A regulação e a tributação do setor financeiro devem aumentar, não necessariamente de forma racional e coordenada, por vezes reagindo mais às motivações políticas do que à análise dos tecnocratas. As propostas de autorregulação e liberalização financeira estão enterradas. Parece claro que os bancos terão de operar de forma menos alavancada e manter maiores reservas de liquidez. As grandes instituições devem ser mais intensamente supervisionadas e pagar mais impostos. Uma maior proporção dos negócios com derivativos deve passar a ser feito em bolsas, e não diretamente com os bancos.
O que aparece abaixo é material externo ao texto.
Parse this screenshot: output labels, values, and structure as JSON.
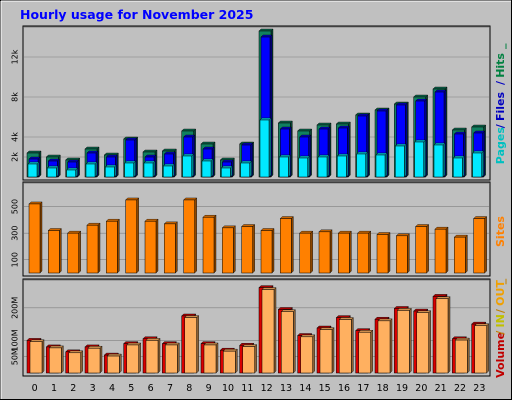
{
  "chart_data": {
    "title": "Hourly usage for November 2025",
    "categories": [
      "0",
      "1",
      "2",
      "3",
      "4",
      "5",
      "6",
      "7",
      "8",
      "9",
      "10",
      "11",
      "12",
      "13",
      "14",
      "15",
      "16",
      "17",
      "18",
      "19",
      "20",
      "21",
      "22",
      "23"
    ],
    "panels": [
      {
        "name": "requests",
        "type": "bar",
        "ylim": [
          0,
          14500
        ],
        "yticks": [
          {
            "value": 2000,
            "label": "2k"
          },
          {
            "value": 4000,
            "label": "4k"
          },
          {
            "value": 8000,
            "label": "8k"
          },
          {
            "value": 12000,
            "label": "12k"
          }
        ],
        "right_labels": [
          {
            "text": "Pages",
            "color": "#00c0c0"
          },
          {
            "text": "/",
            "color": "#0000c0"
          },
          {
            "text": "Files",
            "color": "#0000c0"
          },
          {
            "text": "/",
            "color": "#0000c0"
          },
          {
            "text": "Hits",
            "color": "#008040"
          },
          {
            "text": "_",
            "color": "#008040"
          }
        ],
        "series": [
          {
            "name": "Hits",
            "color": "#108060",
            "values": [
              2400,
              2000,
              1700,
              2800,
              2200,
              3800,
              2500,
              2600,
              4600,
              3300,
              1700,
              3300,
              14600,
              5400,
              4600,
              5200,
              5300,
              6200,
              6700,
              7300,
              8000,
              8800,
              4700,
              5000
            ]
          },
          {
            "name": "Files",
            "color": "#0000ff",
            "values": [
              1800,
              1600,
              1500,
              2400,
              2000,
              3700,
              2000,
              2300,
              4000,
              2800,
              1500,
              3200,
              14000,
              4800,
              4000,
              4800,
              4900,
              6100,
              6600,
              7200,
              7600,
              8500,
              4300,
              4400
            ]
          },
          {
            "name": "Pages",
            "color": "#00e8ff",
            "values": [
              1300,
              900,
              700,
              1300,
              1000,
              1400,
              1400,
              1100,
              2100,
              1600,
              900,
              1400,
              5700,
              2000,
              1900,
              2000,
              2100,
              2300,
              2200,
              3100,
              3500,
              3200,
              1900,
              2400
            ]
          }
        ]
      },
      {
        "name": "sites",
        "type": "bar",
        "ylim": [
          0,
          640
        ],
        "yticks": [
          {
            "value": 100,
            "label": "100"
          },
          {
            "value": 300,
            "label": "300"
          },
          {
            "value": 500,
            "label": "500"
          }
        ],
        "right_labels": [
          {
            "text": "Sites",
            "color": "#ff8000"
          }
        ],
        "series": [
          {
            "name": "Sites",
            "color": "#ff8000",
            "values": [
              520,
              320,
              300,
              360,
              390,
              550,
              390,
              370,
              550,
              420,
              340,
              350,
              320,
              410,
              300,
              310,
              300,
              300,
              290,
              280,
              350,
              330,
              270,
              410
            ]
          }
        ]
      },
      {
        "name": "volume",
        "type": "bar",
        "ylim": [
          0,
          270
        ],
        "yticks": [
          {
            "value": 50,
            "label": "50M"
          },
          {
            "value": 100,
            "label": "100M"
          },
          {
            "value": 200,
            "label": "200M"
          }
        ],
        "right_labels": [
          {
            "text": "Volume",
            "color": "#c00000"
          },
          {
            "text": "/",
            "color": "#c08000"
          },
          {
            "text": "IN",
            "color": "#c0c000"
          },
          {
            "text": "/",
            "color": "#c08000"
          },
          {
            "text": "OUT",
            "color": "#f0a000"
          },
          {
            "text": "_",
            "color": "#c08000"
          }
        ],
        "series": [
          {
            "name": "Volume",
            "color": "#d80000",
            "values": [
              100,
              80,
              65,
              80,
              55,
              90,
              105,
              90,
              175,
              90,
              70,
              85,
              262,
              195,
              115,
              138,
              170,
              130,
              165,
              198,
              190,
              235,
              105,
              150
            ]
          },
          {
            "name": "OUT",
            "color": "#ffb060",
            "values": [
              96,
              77,
              62,
              76,
              52,
              86,
              100,
              86,
              170,
              86,
              67,
              81,
              256,
              188,
              111,
              133,
              164,
              125,
              160,
              192,
              185,
              228,
              101,
              145
            ]
          }
        ]
      }
    ]
  }
}
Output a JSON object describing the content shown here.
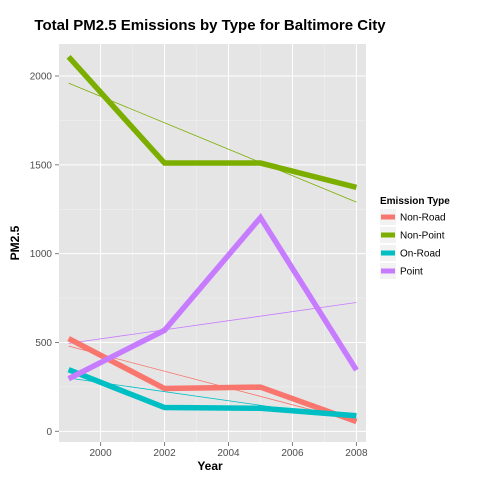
{
  "chart_data": {
    "type": "line",
    "title": "Total PM2.5 Emissions by Type for Baltimore City",
    "xlabel": "Year",
    "ylabel": "PM2.5",
    "xlim": [
      1998.7,
      2008.3
    ],
    "ylim": [
      -60,
      2180
    ],
    "x_ticks": [
      2000,
      2002,
      2004,
      2006,
      2008
    ],
    "y_ticks": [
      0,
      500,
      1000,
      1500,
      2000
    ],
    "x": [
      1999,
      2002,
      2005,
      2008
    ],
    "background": "#e5e5e5",
    "grid": true,
    "legend": {
      "title": "Emission Type",
      "position": "right"
    },
    "series": [
      {
        "name": "Non-Road",
        "color": "#f8766d",
        "values": [
          522,
          241,
          249,
          55
        ],
        "trend": [
          480,
          55
        ]
      },
      {
        "name": "Non-Point",
        "color": "#7cae00",
        "values": [
          2108,
          1510,
          1510,
          1373
        ],
        "trend": [
          1960,
          1290
        ]
      },
      {
        "name": "On-Road",
        "color": "#00bfc4",
        "values": [
          347,
          134,
          130,
          88
        ],
        "trend": [
          300,
          70
        ]
      },
      {
        "name": "Point",
        "color": "#c77cff",
        "values": [
          296,
          569,
          1203,
          345
        ],
        "trend": [
          495,
          725
        ]
      }
    ]
  }
}
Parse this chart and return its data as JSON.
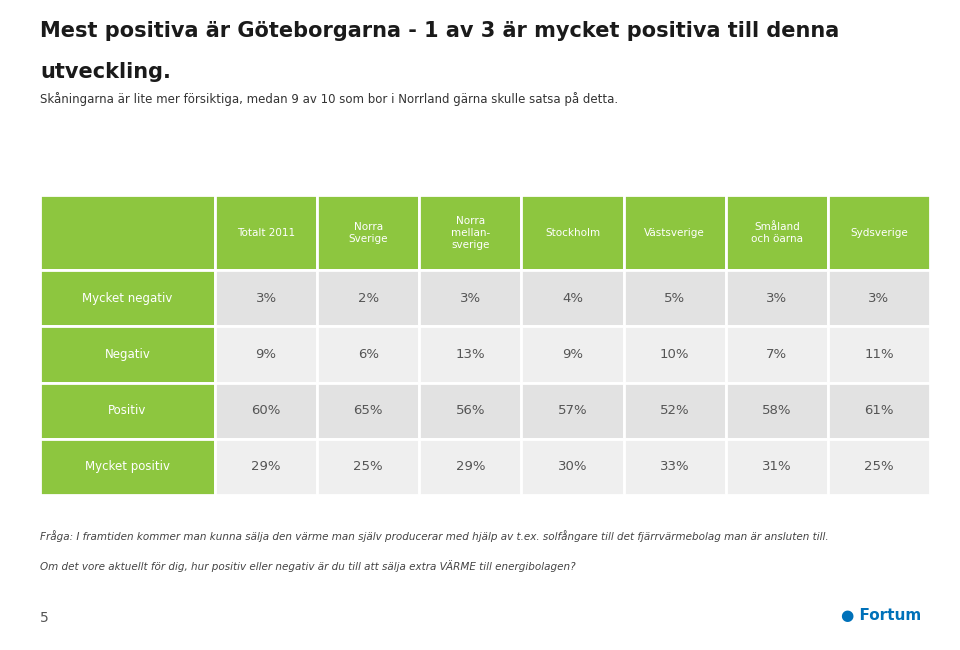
{
  "title_line1": "Mest positiva är Göteborgarna - 1 av 3 är mycket positiva till denna",
  "title_line2": "utveckling.",
  "subtitle": "Skåningarna är lite mer försiktiga, medan 9 av 10 som bor i Norrland gärna skulle satsa på detta.",
  "columns": [
    "Totalt 2011",
    "Norra\nSverige",
    "Norra\nmellan-\nsverige",
    "Stockholm",
    "Västsverige",
    "Småland\noch öarna",
    "Sydsverige"
  ],
  "rows": [
    {
      "label": "Mycket negativ",
      "values": [
        "3%",
        "2%",
        "3%",
        "4%",
        "5%",
        "3%",
        "3%"
      ],
      "label_bg": "#8dc63f",
      "row_bg": "#e2e2e2"
    },
    {
      "label": "Negativ",
      "values": [
        "9%",
        "6%",
        "13%",
        "9%",
        "10%",
        "7%",
        "11%"
      ],
      "label_bg": "#8dc63f",
      "row_bg": "#efefef"
    },
    {
      "label": "Positiv",
      "values": [
        "60%",
        "65%",
        "56%",
        "57%",
        "52%",
        "58%",
        "61%"
      ],
      "label_bg": "#8dc63f",
      "row_bg": "#e2e2e2"
    },
    {
      "label": "Mycket positiv",
      "values": [
        "29%",
        "25%",
        "29%",
        "30%",
        "33%",
        "31%",
        "25%"
      ],
      "label_bg": "#8dc63f",
      "row_bg": "#efefef"
    }
  ],
  "header_bg": "#8dc63f",
  "header_text_color": "#ffffff",
  "label_text_color": "#ffffff",
  "value_text_color": "#555555",
  "footer_text1": "Fråga: I framtiden kommer man kunna sälja den värme man själv producerar med hjälp av t.ex. solfångare till det fjärrvärmebolag man är ansluten till.",
  "footer_text2": "Om det vore aktuellt för dig, hur positiv eller negativ är du till att sälja extra VÄRME till energibolagen?",
  "page_number": "5",
  "bg_color": "#ffffff"
}
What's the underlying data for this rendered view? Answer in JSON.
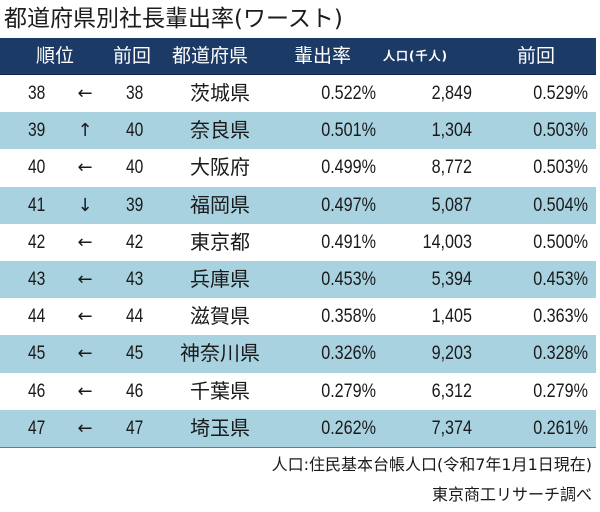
{
  "title": "都道府県別社長輩出率(ワースト)",
  "header": {
    "rank": "順位",
    "prev_rank": "前回",
    "prefecture": "都道府県",
    "rate": "輩出率",
    "population": "人口(千人)",
    "prev_rate": "前回"
  },
  "rows": [
    {
      "rank": "38",
      "arrow": "←",
      "prev_rank": "38",
      "prefecture": "茨城県",
      "rate": "0.522%",
      "population": "2,849",
      "prev_rate": "0.529%"
    },
    {
      "rank": "39",
      "arrow": "↑",
      "prev_rank": "40",
      "prefecture": "奈良県",
      "rate": "0.501%",
      "population": "1,304",
      "prev_rate": "0.503%"
    },
    {
      "rank": "40",
      "arrow": "←",
      "prev_rank": "40",
      "prefecture": "大阪府",
      "rate": "0.499%",
      "population": "8,772",
      "prev_rate": "0.503%"
    },
    {
      "rank": "41",
      "arrow": "↓",
      "prev_rank": "39",
      "prefecture": "福岡県",
      "rate": "0.497%",
      "population": "5,087",
      "prev_rate": "0.504%"
    },
    {
      "rank": "42",
      "arrow": "←",
      "prev_rank": "42",
      "prefecture": "東京都",
      "rate": "0.491%",
      "population": "14,003",
      "prev_rate": "0.500%"
    },
    {
      "rank": "43",
      "arrow": "←",
      "prev_rank": "43",
      "prefecture": "兵庫県",
      "rate": "0.453%",
      "population": "5,394",
      "prev_rate": "0.453%"
    },
    {
      "rank": "44",
      "arrow": "←",
      "prev_rank": "44",
      "prefecture": "滋賀県",
      "rate": "0.358%",
      "population": "1,405",
      "prev_rate": "0.363%"
    },
    {
      "rank": "45",
      "arrow": "←",
      "prev_rank": "45",
      "prefecture": "神奈川県",
      "rate": "0.326%",
      "population": "9,203",
      "prev_rate": "0.328%"
    },
    {
      "rank": "46",
      "arrow": "←",
      "prev_rank": "46",
      "prefecture": "千葉県",
      "rate": "0.279%",
      "population": "6,312",
      "prev_rate": "0.279%"
    },
    {
      "rank": "47",
      "arrow": "←",
      "prev_rank": "47",
      "prefecture": "埼玉県",
      "rate": "0.262%",
      "population": "7,374",
      "prev_rate": "0.261%"
    }
  ],
  "footer": {
    "note": "人口:住民基本台帳人口(令和7年1月1日現在)",
    "source": "東京商工リサーチ調べ"
  },
  "colors": {
    "header_bg": "#1b3a66",
    "alt_row_bg": "#a8d2e0",
    "row_bg": "#ffffff"
  }
}
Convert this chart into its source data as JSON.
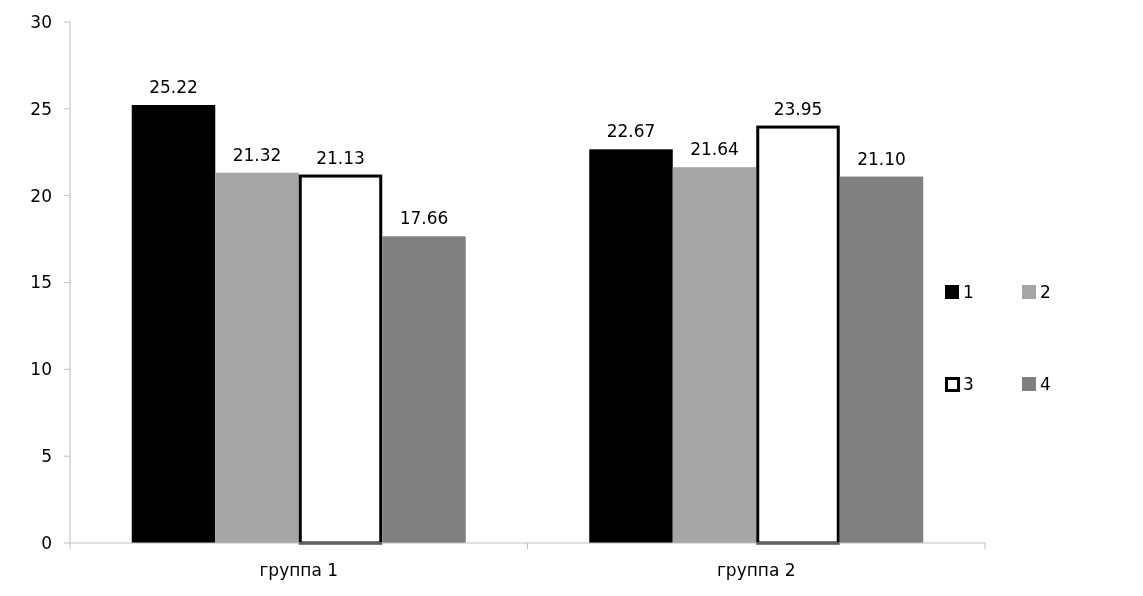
{
  "chart_data": {
    "type": "bar",
    "categories": [
      "группа 1",
      "группа 2"
    ],
    "series": [
      {
        "name": "1",
        "color": "#000000",
        "values": [
          25.22,
          22.67
        ],
        "value_labels": [
          "25.22",
          "22.67"
        ]
      },
      {
        "name": "2",
        "color": "#a6a6a6",
        "values": [
          21.32,
          21.64
        ],
        "value_labels": [
          "21.32",
          "21.64"
        ]
      },
      {
        "name": "3",
        "color": "#ffffff",
        "values": [
          21.13,
          23.95
        ],
        "value_labels": [
          "21.13",
          "23.95"
        ]
      },
      {
        "name": "4",
        "color": "#808080",
        "values": [
          17.66,
          21.1
        ],
        "value_labels": [
          "17.66",
          "21.10"
        ]
      }
    ],
    "ylim": [
      0,
      30
    ],
    "yticks": [
      0,
      5,
      10,
      15,
      20,
      25,
      30
    ],
    "grid": false,
    "legend": "right"
  }
}
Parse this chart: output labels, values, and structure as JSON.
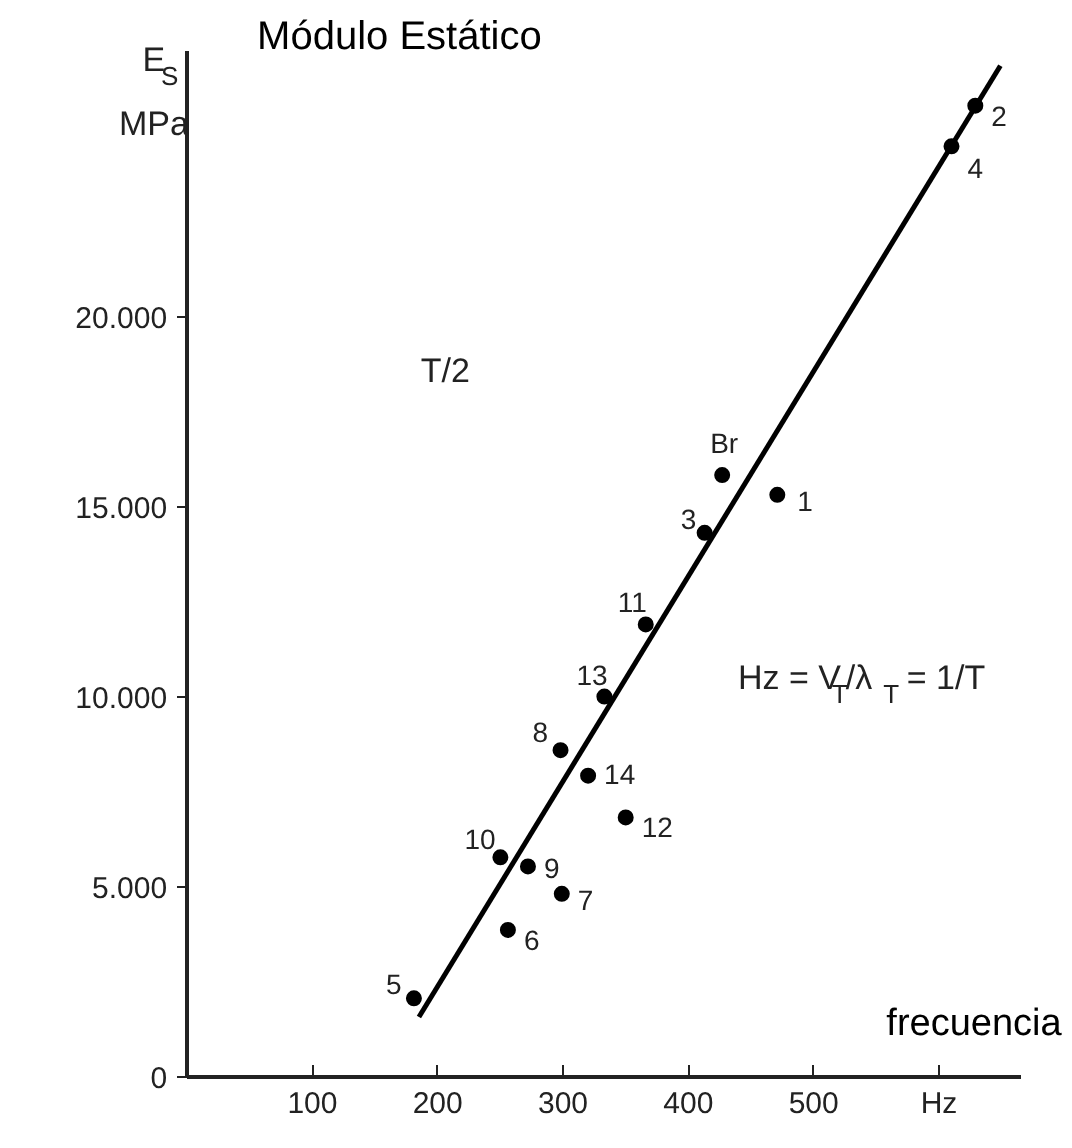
{
  "chart_data": {
    "type": "scatter",
    "title": "Módulo Estático",
    "xlabel": "frecuencia",
    "ylabel": "E$_{S}$ MPa",
    "x": [
      471,
      629,
      413,
      610,
      181,
      256,
      299,
      298,
      272,
      250,
      366,
      350,
      333,
      320,
      427
    ],
    "series": [
      {
        "color": "#000000",
        "marker": "circle",
        "values": [
          15320,
          25560,
          14320,
          24490,
          2070,
          3870,
          4820,
          8600,
          5540,
          5780,
          11910,
          6830,
          10010,
          7930,
          15840
        ]
      },
      {
        "type": "line",
        "color": "#000000",
        "x": [
          185,
          649
        ],
        "values": [
          1580,
          26610
        ]
      }
    ],
    "xlim": [
      0,
      666
    ],
    "ylim": [
      0,
      27000
    ],
    "xticks": [
      100,
      200,
      300,
      400,
      500,
      {
        "value": 600,
        "label": "Hz"
      }
    ],
    "yticks": [
      0,
      {
        "value": 5000,
        "label": "5.000"
      },
      {
        "value": 10000,
        "label": "10.000"
      },
      {
        "value": 15000,
        "label": "15.000"
      },
      {
        "value": 20000,
        "label": "20.000"
      }
    ],
    "grid": false,
    "line_style": "solid",
    "annotations": [
      {
        "text": "1",
        "x": 471,
        "y": 15320
      },
      {
        "text": "2",
        "x": 629,
        "y": 25560
      },
      {
        "text": "3",
        "x": 413,
        "y": 14320
      },
      {
        "text": "4",
        "x": 610,
        "y": 24490
      },
      {
        "text": "5",
        "x": 181,
        "y": 2070
      },
      {
        "text": "6",
        "x": 256,
        "y": 3870
      },
      {
        "text": "7",
        "x": 299,
        "y": 4820
      },
      {
        "text": "8",
        "x": 298,
        "y": 8600
      },
      {
        "text": "9",
        "x": 272,
        "y": 5540
      },
      {
        "text": "10",
        "x": 250,
        "y": 5780
      },
      {
        "text": "11",
        "x": 366,
        "y": 11910
      },
      {
        "text": "12",
        "x": 350,
        "y": 6830
      },
      {
        "text": "13",
        "x": 333,
        "y": 10010
      },
      {
        "text": "14",
        "x": 320,
        "y": 7930
      },
      {
        "text": "Br",
        "x": 427,
        "y": 15840
      },
      "Hz = V$_{T}$/λ$_{T}$ = 1/T",
      "T/2"
    ]
  }
}
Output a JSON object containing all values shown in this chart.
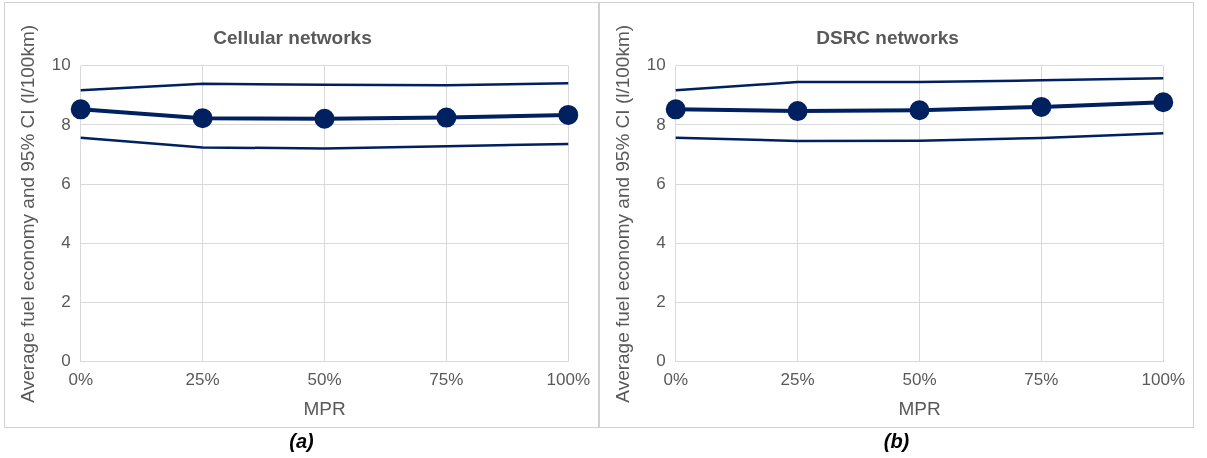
{
  "chart_data": [
    {
      "type": "line",
      "title": "Cellular networks",
      "xlabel": "MPR",
      "ylabel": "Average fuel economy and 95% CI (l/100km)",
      "categories": [
        "0%",
        "25%",
        "50%",
        "75%",
        "100%"
      ],
      "ylim": [
        0,
        10
      ],
      "yticks": [
        0,
        2,
        4,
        6,
        8,
        10
      ],
      "grid": true,
      "legend": false,
      "annotations": [
        "(a)"
      ],
      "series": [
        {
          "color": "#002060",
          "marker": "none",
          "values": [
            9.17,
            9.39,
            9.36,
            9.34,
            9.41
          ]
        },
        {
          "color": "#002060",
          "marker": "circle",
          "values": [
            8.53,
            8.23,
            8.21,
            8.25,
            8.34
          ]
        },
        {
          "color": "#002060",
          "marker": "none",
          "values": [
            7.57,
            7.24,
            7.21,
            7.28,
            7.36
          ]
        }
      ]
    },
    {
      "type": "line",
      "title": "DSRC networks",
      "xlabel": "MPR",
      "ylabel": "Average fuel economy and 95% CI (l/100km)",
      "categories": [
        "0%",
        "25%",
        "50%",
        "75%",
        "100%"
      ],
      "ylim": [
        0,
        10
      ],
      "yticks": [
        0,
        2,
        4,
        6,
        8,
        10
      ],
      "grid": true,
      "legend": false,
      "annotations": [
        "(b)"
      ],
      "series": [
        {
          "color": "#002060",
          "marker": "none",
          "values": [
            9.17,
            9.45,
            9.45,
            9.51,
            9.58
          ]
        },
        {
          "color": "#002060",
          "marker": "circle",
          "values": [
            8.53,
            8.47,
            8.5,
            8.61,
            8.77
          ]
        },
        {
          "color": "#002060",
          "marker": "none",
          "values": [
            7.57,
            7.46,
            7.47,
            7.56,
            7.72
          ]
        }
      ]
    }
  ]
}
Bancos, empresas, governos e famílias manterão elevada sua demanda por liquidez, em claro contraste com a situação pré-crise. Isso dificultará o alongamento dos prazos das dívidas de agentes mais alavancados, especialmente governos e bancos, tornando-os mais vulneráveis a crises de liquidez, mesmo para aqueles cuja solvência não esteja em questão.
Mais intervenção estatal, mais tributação, menos intermediação financeira e maior volatilidade devem frear o investimento e o aumento da produtividade, reduzindo o potencial de crescimento mundial. Seja pela falta de demanda, seja pela expansão mais lenta da capacidade de produção, o mundo vai crescer mais devagar. O desemprego vai cair dos picos recentes, mas lentamente, gerando uma perda de capital humano que também reduzirá o potencial de crescimento. Nesse ambiente, os bancos centrais tenderão a manter os juros em patamar relativamente baixo e demorarão a reverter as medidas de afrouxamento quantitativo. O risco de alta na inflação, e mesmo de estagflação, vai ser um tema recorrente.
Os países emergentes se dividirão em dois grupos. Um, que inclui partes da África, América Latina e Ásia, deve crescer menos que no pré-crise. Outro, liderado pela China, e no qual o Brasil se insere, será a nova fonte de dinamismo global. Se forem capazes de manter a disciplina que os levou a essa situação, devem ver sua influência nos fóruns multilaterais de discussão global crescer.